Corbus Pharmaceuticals says that its sole clinical-stage drug came through in a small Phase II study for systemic sclerosis, an autoimmune disease of connective tissue, with the patients taking the treatment posting a significant response compared to the placebo arm.
Using a composite score to gauge a response on a slate of key measures like lung function, the combined drug arm including patients on a range of doses of resunab (JBT-101) posted a median 33% CRISS score after 16 weeks of therapy, compared to 0% in the placebo group. And that marks a significant benefit for patients, says the biotech, with a p-value of 0.044 — not a great number, but within the margin needed to declare a win.
The trial listing on clinicaltrials.gov, though, does list 12-week results as the marker for the primary endpoint, when the CRISS score was a lower 27.5%. Also, one patient had to drop out of the drug arm after complaining of dizziness. CEO Yuval Cohen tells me that any CRISS score over 20% would be “medically meaningful.”
“The p=0.044 isn’t for week 16,” he adds in an email. “It is a comparison between the drug and placebo group across the entire study.”
Shares of Corbus rocketed up 95% this morning in pre-market trading as investors’ temperaments changed dramatically on their first take of the data.
Norwood, MA-based Corbus $CRBP had been on a roll in the lead up to the trial results, with its shares rising steadily right up to the end of October, when TheStreet’s Adam Feuerstein ran a column presenting an anonymous short attack that was in circulation, speculating the resunab was unlikely to demonstrate an effect in Phase II. The drug has bounced around for years among different companies and the data is “weak and inconsistent.” And similar drugs that target the CB2 receptor have failed as well.
That message resonated with investors, and Corbus’ shares cratered in the days after the Feuerstein column was posted, dropping 40%.

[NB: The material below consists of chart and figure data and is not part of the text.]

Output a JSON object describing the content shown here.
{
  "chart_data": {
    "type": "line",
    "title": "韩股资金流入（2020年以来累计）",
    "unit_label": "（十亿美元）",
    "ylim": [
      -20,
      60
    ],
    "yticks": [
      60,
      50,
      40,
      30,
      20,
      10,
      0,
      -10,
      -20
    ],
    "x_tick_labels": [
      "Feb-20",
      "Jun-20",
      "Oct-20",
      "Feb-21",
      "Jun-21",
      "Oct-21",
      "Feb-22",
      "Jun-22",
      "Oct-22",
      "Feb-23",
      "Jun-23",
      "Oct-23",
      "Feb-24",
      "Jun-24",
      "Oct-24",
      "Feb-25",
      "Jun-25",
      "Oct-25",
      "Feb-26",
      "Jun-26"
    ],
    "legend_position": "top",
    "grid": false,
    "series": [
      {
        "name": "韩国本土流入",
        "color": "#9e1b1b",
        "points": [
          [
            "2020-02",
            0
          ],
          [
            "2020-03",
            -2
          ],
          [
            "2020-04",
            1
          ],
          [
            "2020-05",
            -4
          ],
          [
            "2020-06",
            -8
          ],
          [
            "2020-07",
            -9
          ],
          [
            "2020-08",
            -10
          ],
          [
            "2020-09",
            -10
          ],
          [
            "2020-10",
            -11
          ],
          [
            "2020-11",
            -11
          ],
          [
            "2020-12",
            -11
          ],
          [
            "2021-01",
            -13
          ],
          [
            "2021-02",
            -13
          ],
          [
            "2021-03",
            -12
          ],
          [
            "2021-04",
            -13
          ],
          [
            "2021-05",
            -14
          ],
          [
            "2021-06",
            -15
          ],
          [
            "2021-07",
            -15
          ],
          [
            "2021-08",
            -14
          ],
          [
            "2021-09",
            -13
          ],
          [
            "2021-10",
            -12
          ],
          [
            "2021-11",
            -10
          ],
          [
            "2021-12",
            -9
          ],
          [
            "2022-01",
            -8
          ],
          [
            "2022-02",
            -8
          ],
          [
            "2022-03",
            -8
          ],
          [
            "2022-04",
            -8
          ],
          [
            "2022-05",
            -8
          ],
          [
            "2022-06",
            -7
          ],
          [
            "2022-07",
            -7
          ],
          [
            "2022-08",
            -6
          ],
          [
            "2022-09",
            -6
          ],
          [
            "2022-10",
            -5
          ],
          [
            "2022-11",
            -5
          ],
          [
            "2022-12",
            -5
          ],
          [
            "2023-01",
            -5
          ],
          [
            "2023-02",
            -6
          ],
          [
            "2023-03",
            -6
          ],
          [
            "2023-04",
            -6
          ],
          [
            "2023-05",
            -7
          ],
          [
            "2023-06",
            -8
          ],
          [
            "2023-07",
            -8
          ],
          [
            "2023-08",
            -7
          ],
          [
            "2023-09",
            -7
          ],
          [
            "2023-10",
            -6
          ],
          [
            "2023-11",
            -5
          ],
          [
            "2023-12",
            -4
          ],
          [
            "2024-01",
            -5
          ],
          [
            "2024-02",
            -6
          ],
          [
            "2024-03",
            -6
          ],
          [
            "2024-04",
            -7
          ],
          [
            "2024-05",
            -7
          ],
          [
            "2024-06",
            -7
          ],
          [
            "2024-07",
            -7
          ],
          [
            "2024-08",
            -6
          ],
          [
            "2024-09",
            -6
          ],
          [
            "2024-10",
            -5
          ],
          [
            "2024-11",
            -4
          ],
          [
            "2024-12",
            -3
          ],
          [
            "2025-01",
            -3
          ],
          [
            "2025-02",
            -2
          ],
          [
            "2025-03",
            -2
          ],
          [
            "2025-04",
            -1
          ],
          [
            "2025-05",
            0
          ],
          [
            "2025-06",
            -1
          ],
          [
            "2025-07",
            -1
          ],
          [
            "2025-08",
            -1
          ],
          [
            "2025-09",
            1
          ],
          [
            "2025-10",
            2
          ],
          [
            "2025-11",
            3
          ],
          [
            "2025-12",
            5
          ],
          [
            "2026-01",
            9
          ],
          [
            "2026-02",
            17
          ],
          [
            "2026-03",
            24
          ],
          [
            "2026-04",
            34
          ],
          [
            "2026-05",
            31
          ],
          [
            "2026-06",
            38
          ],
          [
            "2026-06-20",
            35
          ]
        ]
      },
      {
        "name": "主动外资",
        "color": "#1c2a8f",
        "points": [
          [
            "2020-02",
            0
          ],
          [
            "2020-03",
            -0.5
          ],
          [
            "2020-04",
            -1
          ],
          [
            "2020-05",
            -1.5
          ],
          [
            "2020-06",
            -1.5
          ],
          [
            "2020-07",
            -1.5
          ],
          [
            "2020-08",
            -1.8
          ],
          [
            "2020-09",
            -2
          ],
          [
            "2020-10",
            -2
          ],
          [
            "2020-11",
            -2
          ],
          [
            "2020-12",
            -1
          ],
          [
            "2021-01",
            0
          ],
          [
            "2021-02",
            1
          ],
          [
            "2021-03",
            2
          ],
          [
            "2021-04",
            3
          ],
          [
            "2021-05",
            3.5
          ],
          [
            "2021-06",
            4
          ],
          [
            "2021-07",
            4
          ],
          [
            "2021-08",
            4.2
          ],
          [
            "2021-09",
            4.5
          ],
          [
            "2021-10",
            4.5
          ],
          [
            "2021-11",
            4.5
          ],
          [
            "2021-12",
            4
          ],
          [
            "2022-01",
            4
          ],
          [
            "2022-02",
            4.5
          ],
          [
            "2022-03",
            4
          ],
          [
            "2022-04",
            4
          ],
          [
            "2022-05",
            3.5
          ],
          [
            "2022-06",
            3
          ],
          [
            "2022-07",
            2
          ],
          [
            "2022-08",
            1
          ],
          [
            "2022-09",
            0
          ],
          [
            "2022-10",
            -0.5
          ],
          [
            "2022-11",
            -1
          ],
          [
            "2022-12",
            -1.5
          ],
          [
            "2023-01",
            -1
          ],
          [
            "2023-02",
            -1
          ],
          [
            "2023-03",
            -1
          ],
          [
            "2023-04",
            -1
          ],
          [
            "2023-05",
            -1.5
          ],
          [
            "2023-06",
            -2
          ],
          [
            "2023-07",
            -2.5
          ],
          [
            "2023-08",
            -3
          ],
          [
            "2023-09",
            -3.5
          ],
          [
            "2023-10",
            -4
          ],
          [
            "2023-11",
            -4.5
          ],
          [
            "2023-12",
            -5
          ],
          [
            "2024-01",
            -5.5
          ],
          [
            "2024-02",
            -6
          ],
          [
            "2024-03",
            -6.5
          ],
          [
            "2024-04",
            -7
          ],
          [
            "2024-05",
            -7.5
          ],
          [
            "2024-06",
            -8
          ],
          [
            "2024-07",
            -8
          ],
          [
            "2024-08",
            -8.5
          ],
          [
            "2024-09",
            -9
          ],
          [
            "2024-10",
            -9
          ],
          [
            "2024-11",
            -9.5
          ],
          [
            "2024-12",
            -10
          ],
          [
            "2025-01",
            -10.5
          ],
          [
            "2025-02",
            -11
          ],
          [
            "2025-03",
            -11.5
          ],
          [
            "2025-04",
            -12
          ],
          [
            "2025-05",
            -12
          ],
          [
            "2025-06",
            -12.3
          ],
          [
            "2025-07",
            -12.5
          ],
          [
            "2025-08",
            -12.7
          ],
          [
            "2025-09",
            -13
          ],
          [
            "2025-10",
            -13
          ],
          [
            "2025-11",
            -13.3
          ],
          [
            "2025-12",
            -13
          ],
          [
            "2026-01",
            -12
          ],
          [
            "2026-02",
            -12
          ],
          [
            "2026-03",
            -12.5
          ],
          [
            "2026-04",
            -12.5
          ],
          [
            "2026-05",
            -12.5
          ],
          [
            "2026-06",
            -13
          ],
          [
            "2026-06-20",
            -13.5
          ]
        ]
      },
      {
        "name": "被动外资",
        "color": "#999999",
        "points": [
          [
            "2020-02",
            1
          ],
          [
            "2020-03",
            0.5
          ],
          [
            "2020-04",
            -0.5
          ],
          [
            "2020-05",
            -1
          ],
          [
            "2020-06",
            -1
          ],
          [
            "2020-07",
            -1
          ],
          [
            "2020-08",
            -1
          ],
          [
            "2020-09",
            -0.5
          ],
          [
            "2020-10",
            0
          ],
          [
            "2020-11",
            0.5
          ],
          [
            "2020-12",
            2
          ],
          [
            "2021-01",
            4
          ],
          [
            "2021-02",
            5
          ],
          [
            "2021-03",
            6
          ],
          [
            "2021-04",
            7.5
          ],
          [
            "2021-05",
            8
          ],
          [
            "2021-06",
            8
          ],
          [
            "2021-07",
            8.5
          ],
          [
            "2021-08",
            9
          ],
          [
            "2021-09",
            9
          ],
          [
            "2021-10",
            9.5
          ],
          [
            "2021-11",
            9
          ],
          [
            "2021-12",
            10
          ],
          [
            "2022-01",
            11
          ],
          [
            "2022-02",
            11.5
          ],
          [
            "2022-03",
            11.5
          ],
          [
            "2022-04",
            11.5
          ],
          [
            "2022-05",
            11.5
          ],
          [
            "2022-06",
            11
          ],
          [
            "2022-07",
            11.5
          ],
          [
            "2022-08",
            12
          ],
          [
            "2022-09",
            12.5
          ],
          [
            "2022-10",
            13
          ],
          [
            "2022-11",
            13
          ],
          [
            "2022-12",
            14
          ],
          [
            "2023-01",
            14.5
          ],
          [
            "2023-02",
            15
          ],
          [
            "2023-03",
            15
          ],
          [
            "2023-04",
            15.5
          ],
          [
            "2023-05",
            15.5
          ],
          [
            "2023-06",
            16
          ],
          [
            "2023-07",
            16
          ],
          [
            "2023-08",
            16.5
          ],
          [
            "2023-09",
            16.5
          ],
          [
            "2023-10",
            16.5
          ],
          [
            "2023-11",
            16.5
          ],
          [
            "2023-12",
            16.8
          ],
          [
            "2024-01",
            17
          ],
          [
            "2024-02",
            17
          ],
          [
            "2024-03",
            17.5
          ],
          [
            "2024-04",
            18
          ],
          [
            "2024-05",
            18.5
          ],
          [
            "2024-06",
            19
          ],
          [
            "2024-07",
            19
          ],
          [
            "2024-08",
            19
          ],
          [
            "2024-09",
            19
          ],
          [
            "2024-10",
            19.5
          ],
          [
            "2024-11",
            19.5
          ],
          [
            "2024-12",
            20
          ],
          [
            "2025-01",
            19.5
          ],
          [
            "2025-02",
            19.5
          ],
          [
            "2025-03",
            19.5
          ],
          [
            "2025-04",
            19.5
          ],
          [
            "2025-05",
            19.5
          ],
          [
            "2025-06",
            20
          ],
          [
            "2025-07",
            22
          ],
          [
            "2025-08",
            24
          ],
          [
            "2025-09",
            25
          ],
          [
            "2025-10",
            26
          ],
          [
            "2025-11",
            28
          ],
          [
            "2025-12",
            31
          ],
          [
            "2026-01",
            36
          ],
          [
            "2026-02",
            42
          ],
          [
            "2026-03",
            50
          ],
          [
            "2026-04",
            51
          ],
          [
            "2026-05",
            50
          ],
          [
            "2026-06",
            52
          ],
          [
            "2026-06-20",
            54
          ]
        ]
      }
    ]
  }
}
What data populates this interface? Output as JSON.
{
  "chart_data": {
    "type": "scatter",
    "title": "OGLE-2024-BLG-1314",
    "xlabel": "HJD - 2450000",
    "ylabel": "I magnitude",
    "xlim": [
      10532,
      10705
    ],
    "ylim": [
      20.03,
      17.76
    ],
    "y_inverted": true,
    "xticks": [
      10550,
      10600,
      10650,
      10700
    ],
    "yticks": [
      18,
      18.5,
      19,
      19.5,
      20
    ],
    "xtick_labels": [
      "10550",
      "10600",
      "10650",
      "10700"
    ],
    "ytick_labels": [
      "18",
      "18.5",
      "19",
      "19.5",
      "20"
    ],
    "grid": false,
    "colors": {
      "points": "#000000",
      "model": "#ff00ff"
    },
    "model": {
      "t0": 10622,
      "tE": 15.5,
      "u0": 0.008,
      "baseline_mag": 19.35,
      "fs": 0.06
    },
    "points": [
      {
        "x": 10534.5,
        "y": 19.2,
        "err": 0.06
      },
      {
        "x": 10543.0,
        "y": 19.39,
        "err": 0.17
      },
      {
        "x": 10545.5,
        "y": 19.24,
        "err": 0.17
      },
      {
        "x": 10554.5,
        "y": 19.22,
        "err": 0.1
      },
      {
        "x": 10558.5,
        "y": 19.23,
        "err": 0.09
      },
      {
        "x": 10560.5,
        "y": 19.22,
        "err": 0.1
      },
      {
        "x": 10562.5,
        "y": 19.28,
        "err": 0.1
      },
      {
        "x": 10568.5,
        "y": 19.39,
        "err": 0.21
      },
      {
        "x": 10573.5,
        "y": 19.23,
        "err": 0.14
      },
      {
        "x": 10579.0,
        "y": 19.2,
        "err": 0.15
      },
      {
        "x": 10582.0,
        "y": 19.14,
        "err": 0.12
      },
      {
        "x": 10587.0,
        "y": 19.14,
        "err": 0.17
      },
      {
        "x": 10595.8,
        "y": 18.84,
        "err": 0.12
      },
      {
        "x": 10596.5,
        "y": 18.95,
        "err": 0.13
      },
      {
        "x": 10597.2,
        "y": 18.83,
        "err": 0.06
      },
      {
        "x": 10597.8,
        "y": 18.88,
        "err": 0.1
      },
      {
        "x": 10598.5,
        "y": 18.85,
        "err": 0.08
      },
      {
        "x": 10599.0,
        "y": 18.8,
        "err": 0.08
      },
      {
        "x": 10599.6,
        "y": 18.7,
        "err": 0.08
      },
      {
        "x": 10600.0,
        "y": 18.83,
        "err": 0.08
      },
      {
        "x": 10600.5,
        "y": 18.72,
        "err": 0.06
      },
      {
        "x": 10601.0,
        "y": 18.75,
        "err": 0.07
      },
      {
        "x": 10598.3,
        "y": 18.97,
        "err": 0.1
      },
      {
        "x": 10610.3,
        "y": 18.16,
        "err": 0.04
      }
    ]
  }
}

On Monday, investigators and company execs were pushing back with a much different message on the study, which included a total of 42 patients in both arms.
“This is the first double-blind, randomized, placebo-controlled trial in diffuse cutaneous systemic sclerosis to demonstrate a clinical benefit using the CRISS as an endpoint, with a drug that was safe and well tolerated. These results bring hope to patients and their physicians that JBT-101 may be an effective drug for systemic sclerosis where currently there are no proven treatments,” said Robert Spiera, the principal investigator and director of the Vasculitis and Scleroderma Program at the Hospital for Special Surgery, Weill Cornell Medical College.
A one-year extension study is now under way to test safety and long-term durability of the drug as the company looks at “next steps” with regulators.